Over the hills and far away…

Field trips and study tours more effective than classroom learning say students and teachers

l Tashi Tobgay, Thimphu

 

A class outside the four rooms of a classroom is a breather for all students, especially young ones. And this is exactly what happened yesterday, as 64 students of Druk School’s Scout group (Cub Group), comprising children from classes IV to VI, went on a field trip to Tango monastery.

Talking to the Journalist, Lopen Choeki Nima, the teacher-on-duty said that the children could learn and grasp more during their field visits rather than always impart knowledge through textbooks, which is obsolete and boring.

“We take our students for regular field visits as it is more effective than teaching in the classrooms. Children can also have first hand experience of what they learn and thereby, remember it for a longer period of time,” Choeki Nima added.

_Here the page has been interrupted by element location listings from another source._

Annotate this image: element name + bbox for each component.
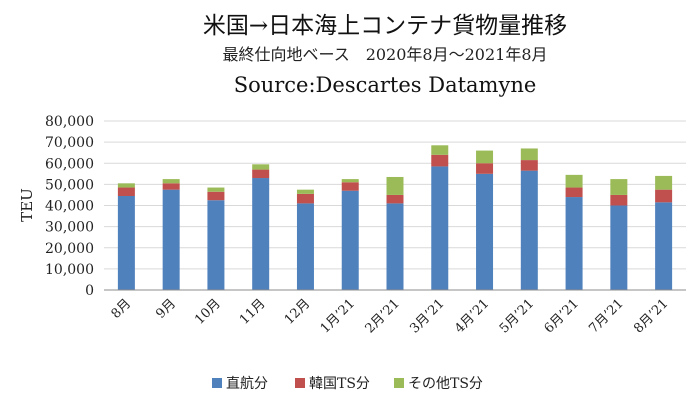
bar-segment-3: [476, 150, 494, 164]
bar-segment-1: [117, 195, 135, 290]
bar-segment-1: [162, 189, 180, 290]
bar-segment-2: [476, 163, 494, 174]
y-tick-label: 10,000: [45, 262, 94, 278]
legend-swatch: [394, 378, 404, 388]
x-tick-label: 8月’21: [631, 296, 671, 336]
bar-segment-1: [296, 203, 314, 290]
y-axis-label: TEU: [18, 188, 36, 222]
bar-segment-3: [655, 175, 673, 190]
chart-subtitle: 最終仕向地ベース 2020年8月～2021年8月: [223, 45, 548, 64]
bar-segment-2: [386, 194, 404, 204]
bars: [117, 145, 673, 290]
bar-segment-2: [117, 187, 135, 196]
bar-segment-2: [610, 194, 628, 206]
legend-label: その他TS分: [408, 376, 483, 392]
bar-segment-3: [431, 145, 449, 155]
bar-segment-1: [565, 197, 583, 290]
bar-segment-3: [386, 176, 404, 195]
bar-segment-3: [565, 174, 583, 188]
legend-label: 韓国TS分: [309, 376, 370, 392]
bar-segment-2: [655, 189, 673, 203]
y-tick-label: 30,000: [45, 220, 94, 236]
y-tick-label: 60,000: [45, 156, 94, 172]
x-tick-label: 5月’21: [497, 296, 537, 336]
y-tick-label: 50,000: [45, 177, 94, 193]
x-tick-label: 6月’21: [542, 296, 582, 336]
y-tick-label: 70,000: [45, 135, 94, 151]
bar-segment-3: [207, 187, 225, 192]
x-tick-label: 12月: [282, 296, 313, 327]
y-axis-ticks: 0 10,000 20,000 30,000 40,000 50,000 60,000 70,…: [45, 114, 94, 299]
bar-segment-1: [207, 200, 225, 290]
y-tick-label: 40,000: [45, 199, 94, 215]
bar-segment-1: [252, 178, 270, 290]
x-tick-label: 9月: [153, 296, 179, 322]
bar-segment-3: [296, 189, 314, 194]
bar-segment-1: [520, 170, 538, 290]
legend-swatch: [212, 378, 222, 388]
bar-segment-2: [296, 193, 314, 204]
chart-source: Source:Descartes Datamyne: [234, 73, 537, 97]
x-tick-label: 11月: [237, 296, 268, 327]
bar-segment-1: [341, 190, 359, 290]
bar-segment-2: [162, 183, 180, 190]
bar-segment-1: [655, 202, 673, 290]
y-tick-label: 80,000: [45, 114, 94, 130]
y-tick-label: 0: [85, 283, 94, 299]
bar-segment-3: [117, 183, 135, 188]
x-tick-label: 2月’21: [363, 296, 403, 336]
x-axis-ticks: 8月 9月 10月 11月 12月 1月’21 2月’21 3月’21 4月’21 5月’21 6月…: [109, 296, 672, 336]
bar-segment-3: [341, 179, 359, 183]
x-tick-label: 8月: [109, 296, 135, 322]
bar-segment-1: [386, 203, 404, 290]
legend-label: 直航分: [226, 375, 268, 392]
bar-segment-2: [252, 169, 270, 179]
legend: 直航分 韓国TS分 その他TS分: [212, 375, 483, 392]
y-tick-label: 20,000: [45, 241, 94, 257]
bar-segment-1: [431, 166, 449, 290]
bar-segment-2: [207, 191, 225, 201]
bar-segment-2: [341, 182, 359, 191]
bar-segment-3: [162, 179, 180, 184]
bar-segment-3: [252, 164, 270, 170]
x-tick-label: 4月’21: [452, 296, 492, 336]
bar-segment-2: [565, 187, 583, 198]
x-tick-label: 3月’21: [407, 296, 447, 336]
bar-segment-2: [431, 154, 449, 167]
x-tick-label: 7月’21: [586, 296, 626, 336]
chart-title: 米国→日本海上コンテナ貨物量推移: [203, 13, 567, 39]
bar-segment-1: [610, 205, 628, 290]
legend-swatch: [295, 378, 305, 388]
x-tick-label: 10月: [192, 296, 223, 327]
bar-segment-1: [476, 173, 494, 290]
bar-segment-2: [520, 160, 538, 171]
x-tick-label: 1月’21: [318, 296, 358, 336]
bar-segment-3: [610, 179, 628, 195]
bar-segment-3: [520, 148, 538, 161]
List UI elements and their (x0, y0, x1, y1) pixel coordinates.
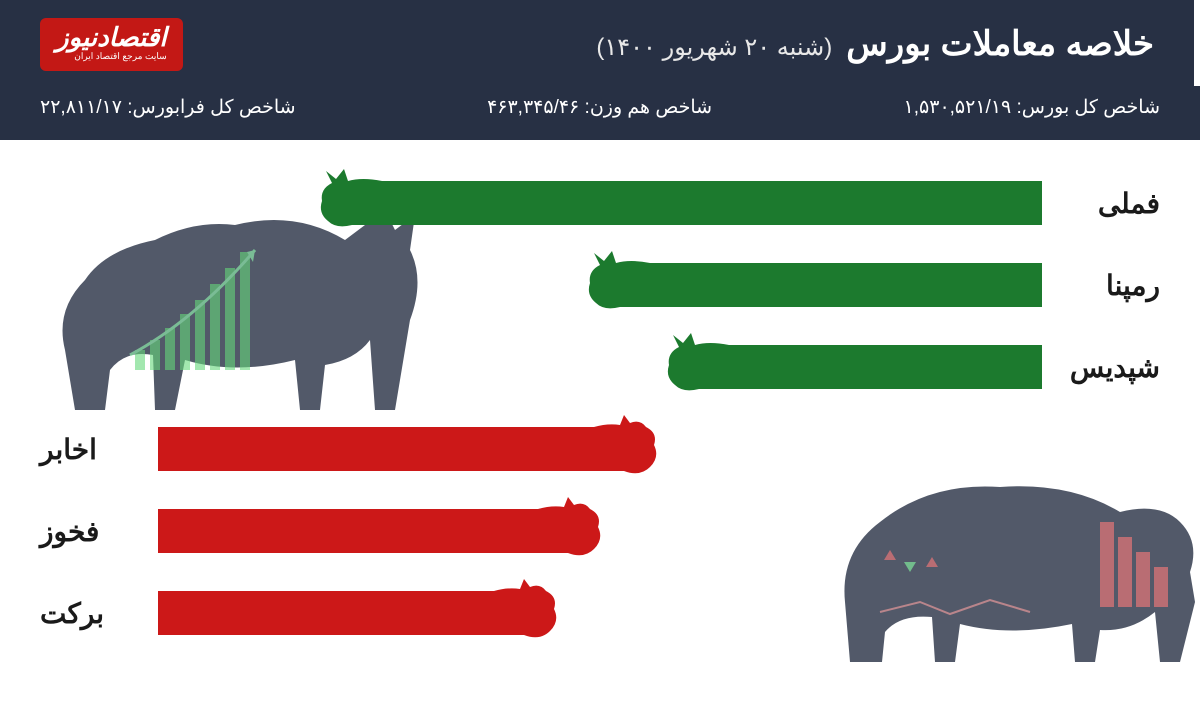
stock-label: شپدیس (1050, 351, 1160, 384)
metric-farabourse-index: شاخص کل فرابورس: ۲۲,۸۱۱/۱۷ (40, 96, 296, 122)
loser-bar (158, 509, 572, 553)
bear-cap-icon (594, 413, 658, 483)
bear-cap-icon (494, 577, 558, 647)
metric-total-index: شاخص کل بورس: ۱,۵۳۰,۵۲۱/۱۹ (904, 96, 1160, 122)
gainer-bar (616, 263, 1042, 307)
brand-logo: اقتصادنیوز سایت مرجع اقتصاد ایران (40, 18, 183, 71)
metric-label: شاخص هم وزن: (585, 97, 713, 118)
metric-weighted-index: شاخص هم وزن: ۴۶۳,۳۴۵/۴۶ (487, 96, 712, 122)
loser-bar (158, 427, 628, 471)
stock-label: برکت (40, 597, 150, 630)
header-title-wrap: خلاصه معاملات بورس (شنبه ۲۰ شهریور ۱۴۰۰) (596, 24, 1154, 64)
metric-value: ۲۲,۸۱۱/۱۷ (40, 97, 122, 118)
metric-label: شاخص کل فرابورس: (127, 97, 295, 118)
header: خلاصه معاملات بورس (شنبه ۲۰ شهریور ۱۴۰۰)… (0, 0, 1200, 86)
gainer-row: رمپنا (40, 250, 1160, 320)
stock-label: اخابر (40, 433, 150, 466)
gainer-bar (695, 345, 1042, 389)
stock-label: فخوز (40, 515, 150, 548)
bull-cap-icon (665, 331, 729, 401)
bull-cap-icon (586, 249, 650, 319)
loser-row: برکت (40, 578, 1160, 648)
metric-value: ۱,۵۳۰,۵۲۱/۱۹ (904, 97, 1012, 118)
stock-label: فملی (1050, 187, 1160, 220)
metric-label: شاخص کل بورس: (1017, 97, 1160, 118)
stock-label: رمپنا (1050, 269, 1160, 302)
metric-value: ۴۶۳,۳۴۵/۴۶ (487, 97, 579, 118)
logo-text: اقتصادنیوز (56, 22, 167, 52)
bars-container: فملی رمپنا شپدیس اخابر (0, 140, 1200, 692)
loser-row: فخوز (40, 496, 1160, 566)
metrics-row: شاخص کل بورس: ۱,۵۳۰,۵۲۱/۱۹ شاخص هم وزن: … (0, 86, 1200, 140)
logo-subtext: سایت مرجع اقتصاد ایران (56, 52, 167, 61)
loser-bar (158, 591, 528, 635)
bull-cap-icon (318, 167, 382, 237)
loser-row: اخابر (40, 414, 1160, 484)
gainer-row: فملی (40, 168, 1160, 238)
page-title: خلاصه معاملات بورس (846, 24, 1154, 64)
page-date: (شنبه ۲۰ شهریور ۱۴۰۰) (596, 33, 832, 62)
chart-area: فملی رمپنا شپدیس اخابر (0, 140, 1200, 692)
gainer-row: شپدیس (40, 332, 1160, 402)
gainer-bar (348, 181, 1042, 225)
bear-cap-icon (538, 495, 602, 565)
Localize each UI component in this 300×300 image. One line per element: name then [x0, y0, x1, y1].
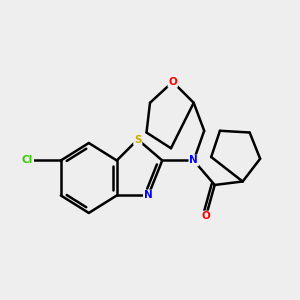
Text: O: O	[202, 212, 210, 221]
Text: N: N	[144, 190, 153, 200]
Text: Cl: Cl	[22, 155, 33, 166]
Text: N: N	[189, 155, 198, 166]
Text: S: S	[134, 134, 142, 145]
Text: O: O	[168, 77, 177, 87]
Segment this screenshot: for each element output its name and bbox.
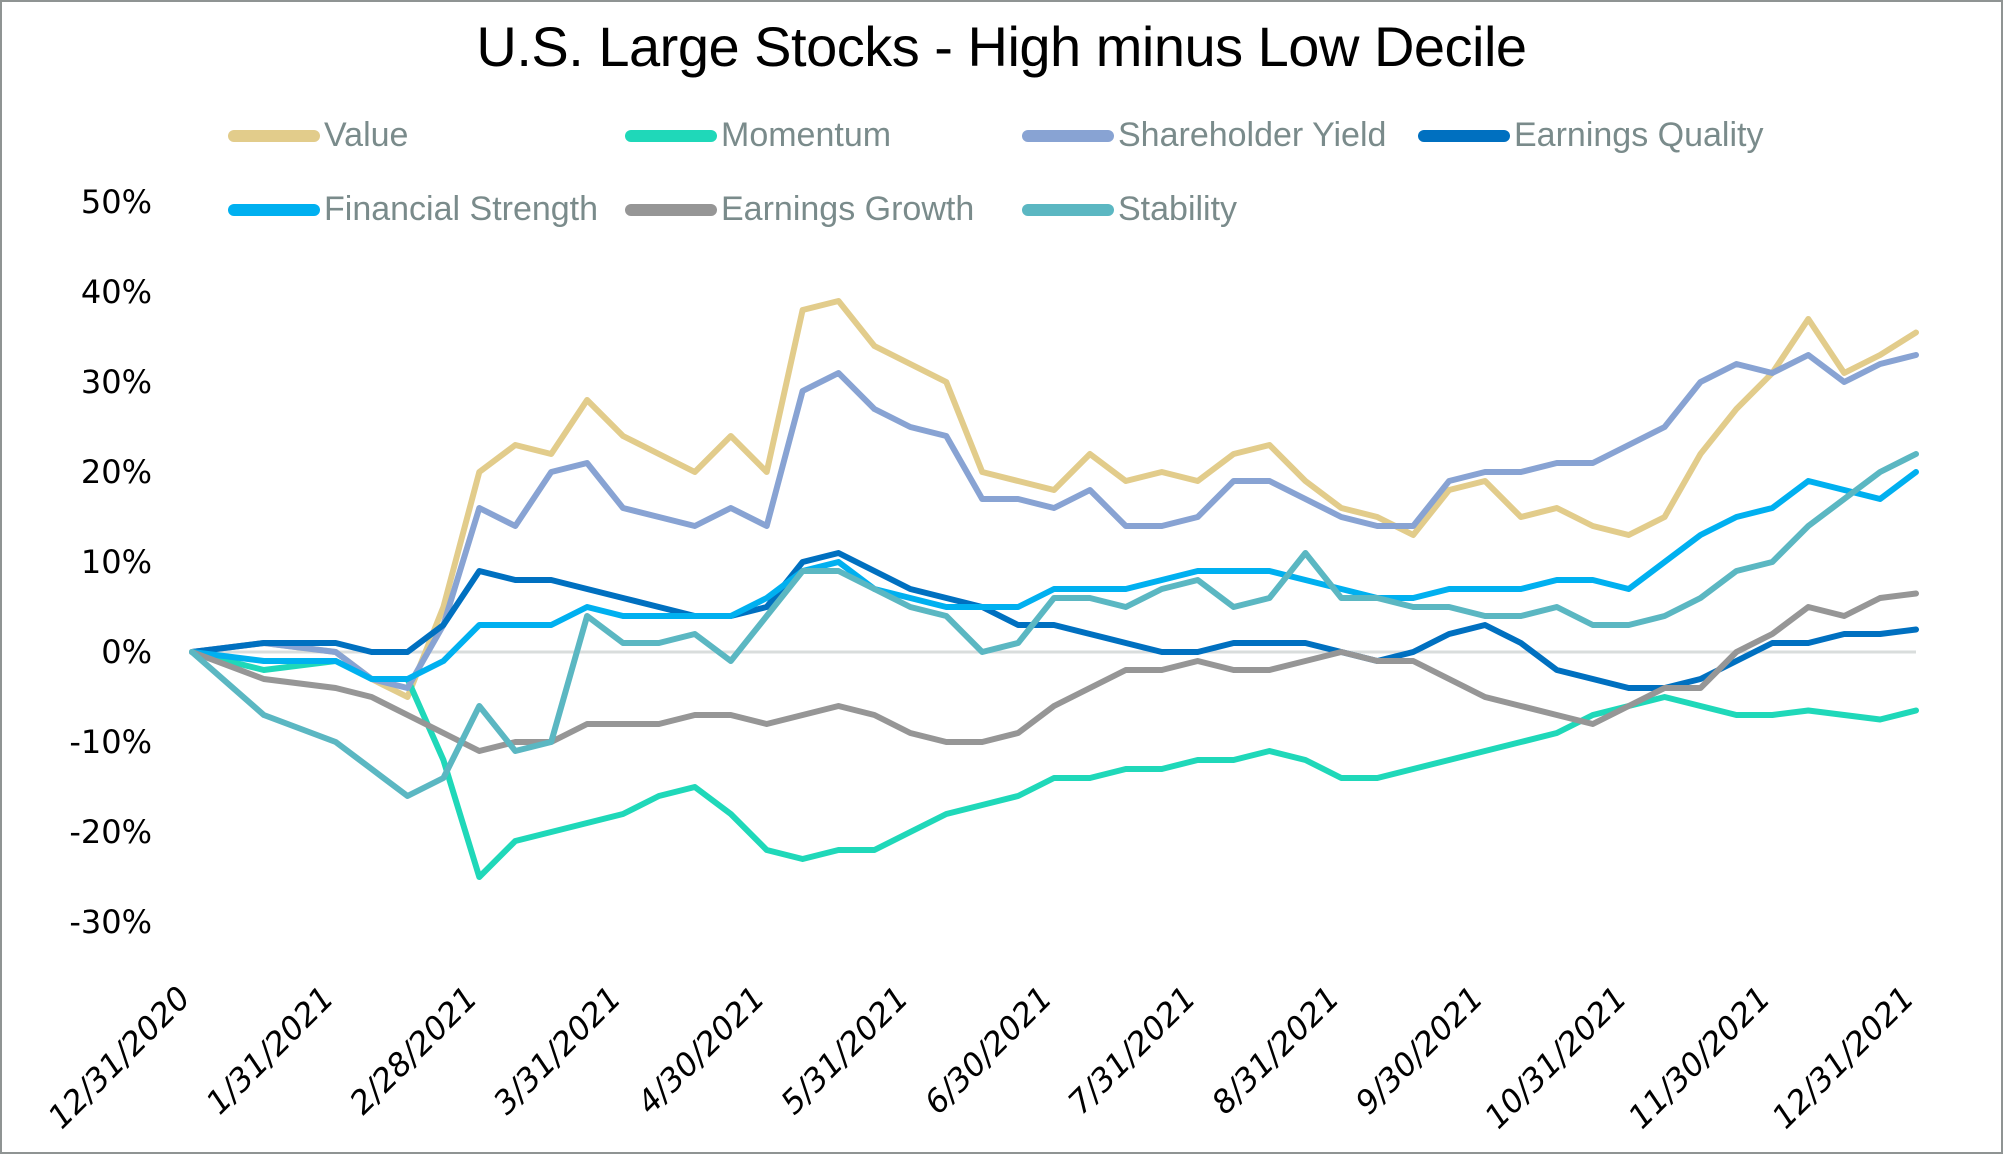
- x-tick-label: 11/30/2021: [1621, 979, 1778, 1136]
- legend-label: Financial Strength: [324, 190, 599, 228]
- series-line-financial-strength: [189, 469, 1919, 682]
- legend-item: Momentum: [625, 116, 891, 155]
- y-tick-label: -30%: [69, 903, 152, 941]
- legend-swatch: [1418, 129, 1510, 142]
- legend-label: Stability: [1118, 190, 1238, 228]
- legend-swatch: [625, 203, 717, 216]
- legend-swatch: [228, 203, 320, 216]
- x-tick-label: 3/31/2021: [486, 979, 629, 1122]
- x-tick-label: 9/30/2021: [1348, 979, 1491, 1122]
- legend-item: Financial Strength: [228, 190, 598, 229]
- x-tick-label: 8/31/2021: [1204, 979, 1347, 1122]
- y-tick-label: 20%: [81, 453, 152, 491]
- x-tick-label: 6/30/2021: [917, 979, 1060, 1122]
- legend-label: Shareholder Yield: [1118, 116, 1387, 154]
- x-tick-label: 2/28/2021: [342, 979, 485, 1122]
- y-tick-label: -20%: [69, 813, 152, 851]
- legend-swatch: [1022, 203, 1114, 216]
- legend-label: Earnings Quality: [1514, 116, 1764, 154]
- x-tick-label: 10/31/2021: [1477, 979, 1634, 1136]
- series-line-stability: [189, 451, 1919, 799]
- x-tick-label: 12/31/2021: [1764, 979, 1921, 1136]
- legend-label: Earnings Growth: [721, 190, 975, 228]
- y-tick-label: 50%: [81, 183, 152, 221]
- series-line-shareholder-yield: [189, 352, 1919, 691]
- series-line-value: [189, 298, 1919, 700]
- y-tick-label: -10%: [69, 723, 152, 761]
- y-tick-label: 40%: [81, 273, 152, 311]
- legend-item: Shareholder Yield: [1022, 116, 1386, 155]
- legend-swatch: [1022, 129, 1114, 142]
- x-tick-label: 7/31/2021: [1060, 979, 1203, 1122]
- y-tick-label: 30%: [81, 363, 152, 401]
- legend-swatch: [625, 129, 717, 142]
- x-tick-label: 5/31/2021: [773, 979, 916, 1122]
- legend-item: Stability: [1022, 190, 1237, 229]
- legend-label: Momentum: [721, 116, 892, 154]
- y-tick-label: 10%: [81, 543, 152, 581]
- legend-item: Value: [228, 116, 408, 155]
- legend-swatch: [228, 129, 320, 142]
- legend-item: Earnings Growth: [625, 190, 974, 229]
- y-tick-label: 0%: [101, 633, 152, 671]
- x-tick-label: 4/30/2021: [629, 979, 772, 1122]
- x-tick-label: 12/31/2020: [40, 979, 197, 1136]
- series-line-earnings-quality: [189, 550, 1919, 691]
- legend-label: Value: [324, 116, 409, 154]
- chart-title: U.S. Large Stocks - High minus Low Decil…: [476, 15, 1527, 78]
- legend-item: Earnings Quality: [1418, 116, 1763, 155]
- x-tick-label: 1/31/2021: [198, 979, 341, 1122]
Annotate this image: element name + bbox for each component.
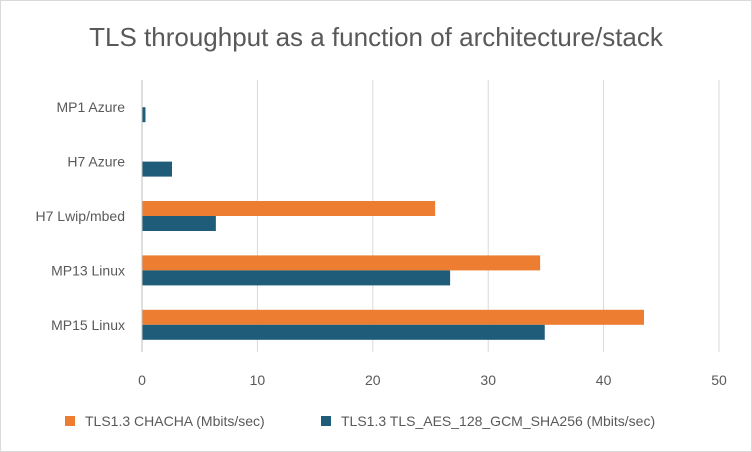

The children were also excited on the initiative and said that they were already looking forward to similar field trips in the future.

“It is quite boring to learn and rote from our textbooks everyday for six days a week. In fact, I and my classmates learn more and remember what we learn if we practically see and experience it,” said a fifth grader, adding that it was the first time she was visiting the monastery and was a experience worthy of her time and effort.

Similarly, the parents of the students said that they always support the school’s initiative especially when their children were taken for field trips and study tours.

A mother of a ten-year-old, and whose daughter was studying in class V, said that she makes sure that her daughter gets up early and prepares herself mentally before going to any fields trips.

“I think it is a very effective way to teach our children as they can see and experience it for real. Instead of telling them and explaining about rural life, it would be better if we take them to the villages to show them the reality,” she said.

Pelzom, a fourth grader, said that she was shocked to see round and green dung-like stuffs along their track. “Later my teacher explained that it was actually horse dung. I was seeing it for the first time in my life,” the nine-year-old said.

Lopen Choki said that the children were very excited about the trip and that he will propose to the school management to conduct similar trips in the future.

“Our school system must encourage teachers to give more practical lessons to their children as it is more effective. The education ministry should have to invest more and encourage schools to conduct more field visits and study tours for our students,” Lopen Choeki said.